Quais são as políticas no âmbito da responsabilidade social? 

A Familitex preocupa-se cada vez mais em proporcionar bons momentos em equipa. Para isso, realiza três eventos por ano totalmente dedicados aos funcionários e ao convívio. Sentimos que é um investimento com retorno, para uma equipa mais unida e eficiente.

Numa outra política, temos vigente no fim de cada ano, a atribuição de prémios de desempenho, o sucesso da empresa é também o sucesso dos colaboradores. Efetivamente, está pendente da performance e rentabilidade do ano. 

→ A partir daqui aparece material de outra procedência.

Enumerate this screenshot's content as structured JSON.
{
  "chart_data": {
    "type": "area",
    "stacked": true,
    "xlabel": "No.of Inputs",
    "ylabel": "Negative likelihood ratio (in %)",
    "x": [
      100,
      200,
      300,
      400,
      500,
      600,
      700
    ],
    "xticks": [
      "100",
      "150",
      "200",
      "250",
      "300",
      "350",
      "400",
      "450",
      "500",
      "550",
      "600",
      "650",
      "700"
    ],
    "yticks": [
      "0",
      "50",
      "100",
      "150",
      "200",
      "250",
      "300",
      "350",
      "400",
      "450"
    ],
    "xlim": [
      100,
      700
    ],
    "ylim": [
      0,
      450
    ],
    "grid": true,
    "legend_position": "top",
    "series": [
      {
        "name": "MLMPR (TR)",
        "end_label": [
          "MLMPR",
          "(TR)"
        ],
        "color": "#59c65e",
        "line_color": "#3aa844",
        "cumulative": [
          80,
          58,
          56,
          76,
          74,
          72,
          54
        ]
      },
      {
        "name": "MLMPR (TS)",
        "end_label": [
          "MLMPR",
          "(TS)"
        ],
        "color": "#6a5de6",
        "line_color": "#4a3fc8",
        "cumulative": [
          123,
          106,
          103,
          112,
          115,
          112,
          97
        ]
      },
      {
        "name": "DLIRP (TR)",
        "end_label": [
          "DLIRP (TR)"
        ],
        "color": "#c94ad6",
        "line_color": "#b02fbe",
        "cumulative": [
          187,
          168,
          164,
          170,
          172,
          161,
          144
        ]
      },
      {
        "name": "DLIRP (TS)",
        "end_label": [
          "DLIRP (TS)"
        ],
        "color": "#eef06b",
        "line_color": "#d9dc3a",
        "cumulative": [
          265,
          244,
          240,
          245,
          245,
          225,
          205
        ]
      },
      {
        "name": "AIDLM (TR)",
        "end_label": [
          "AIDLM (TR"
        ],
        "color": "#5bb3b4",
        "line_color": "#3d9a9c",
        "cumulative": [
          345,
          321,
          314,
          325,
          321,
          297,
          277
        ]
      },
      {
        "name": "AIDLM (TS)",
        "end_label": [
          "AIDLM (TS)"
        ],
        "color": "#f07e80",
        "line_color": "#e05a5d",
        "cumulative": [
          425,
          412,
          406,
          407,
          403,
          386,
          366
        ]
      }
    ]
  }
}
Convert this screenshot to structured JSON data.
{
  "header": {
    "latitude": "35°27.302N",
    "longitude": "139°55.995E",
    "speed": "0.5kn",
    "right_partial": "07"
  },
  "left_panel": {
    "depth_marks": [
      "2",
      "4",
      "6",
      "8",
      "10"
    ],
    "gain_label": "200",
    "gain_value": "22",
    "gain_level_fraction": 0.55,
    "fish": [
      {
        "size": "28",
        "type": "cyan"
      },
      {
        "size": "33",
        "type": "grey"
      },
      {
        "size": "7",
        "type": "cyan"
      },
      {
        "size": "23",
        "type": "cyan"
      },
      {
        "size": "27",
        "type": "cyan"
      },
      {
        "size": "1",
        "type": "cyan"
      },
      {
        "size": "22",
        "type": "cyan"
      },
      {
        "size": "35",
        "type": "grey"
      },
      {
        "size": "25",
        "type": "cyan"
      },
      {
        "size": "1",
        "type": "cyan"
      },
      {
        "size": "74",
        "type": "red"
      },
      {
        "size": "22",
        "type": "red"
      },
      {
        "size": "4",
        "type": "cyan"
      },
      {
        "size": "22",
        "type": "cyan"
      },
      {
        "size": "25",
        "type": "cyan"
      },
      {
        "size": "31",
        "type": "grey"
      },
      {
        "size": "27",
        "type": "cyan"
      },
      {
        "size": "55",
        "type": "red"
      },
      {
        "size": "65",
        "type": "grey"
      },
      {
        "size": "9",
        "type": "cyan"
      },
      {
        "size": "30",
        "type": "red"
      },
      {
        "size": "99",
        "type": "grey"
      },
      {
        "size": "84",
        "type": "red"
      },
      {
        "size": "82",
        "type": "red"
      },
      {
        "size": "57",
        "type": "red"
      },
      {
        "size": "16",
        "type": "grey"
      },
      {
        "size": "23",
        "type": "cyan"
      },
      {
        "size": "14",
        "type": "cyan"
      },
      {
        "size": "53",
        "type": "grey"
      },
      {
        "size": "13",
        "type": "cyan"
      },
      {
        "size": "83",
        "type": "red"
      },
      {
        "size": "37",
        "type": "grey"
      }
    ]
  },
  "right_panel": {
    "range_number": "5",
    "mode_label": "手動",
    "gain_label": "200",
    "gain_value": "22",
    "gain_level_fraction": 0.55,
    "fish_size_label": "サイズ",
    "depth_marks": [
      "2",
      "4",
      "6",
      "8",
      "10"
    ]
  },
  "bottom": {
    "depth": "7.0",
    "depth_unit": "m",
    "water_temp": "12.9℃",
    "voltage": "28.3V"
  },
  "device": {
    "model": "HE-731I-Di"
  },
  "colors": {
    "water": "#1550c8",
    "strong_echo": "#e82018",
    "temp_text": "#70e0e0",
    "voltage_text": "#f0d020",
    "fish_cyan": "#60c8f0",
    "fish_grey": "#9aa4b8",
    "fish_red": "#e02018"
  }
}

Além destas políticas, como temos consciência das adversidades nos tempos que vivemos e dos efeitos pós-covid, contratamos uma psicóloga para dar apoio gratuitamente a qualquer colaborador. 

 

Como vê a Familitex daqui a 10 anos?

Pessoalmente, pretendo estar mais afastado da azáfama que é o mundo empresarial. Relativamente ao grupo, prevejo que se mantenha forte, com o aumento da representatividade da exportação direta. Com um sistema cada vez mais amigo do ambiente, que prima pela elevada qualidade de produto e serviço.  Em termos de recursos humanos, espero no futuro ser possível assegurar mais condições aos nossos trabalhadores, tanto nas infraestruturas, como na política remuneratória.

Ana Loureiro
Responsável da Exportação

A Familitex integra uma equipa jovem e dinâmica, sente que a nova geração tem nas suas mãos capacidade para crescer ainda mais o projeto?

– Sim, a aposta nos jovens é um princípio fundamental para que o mercado permaneça em crescimento. A Familitex é a primeira casa para muitos jovens, integramos na nossa equipa e garantimos toda a formação necessária, de modo a tornarem-se profissionais exímios na área. Além da formação contínua, estamos cada vez mais a recrutar colaboradores com licenciaturas e mestrados, de forma a fortalecer os nossos conhecimentos. 

 

No ano de 2022 qual o projeto que destaca?

– Considero que o projeto da Smartex é um projeto de grande aposta na Familitex, transversal nos últimos anos até ao presente. Com cada vez mais consciência num sistema sustentável, a Smartex permite a deteção de defeitos, ainda durante o processo produtivo, permitindo a redução de desperdício de produto e dos custos associados.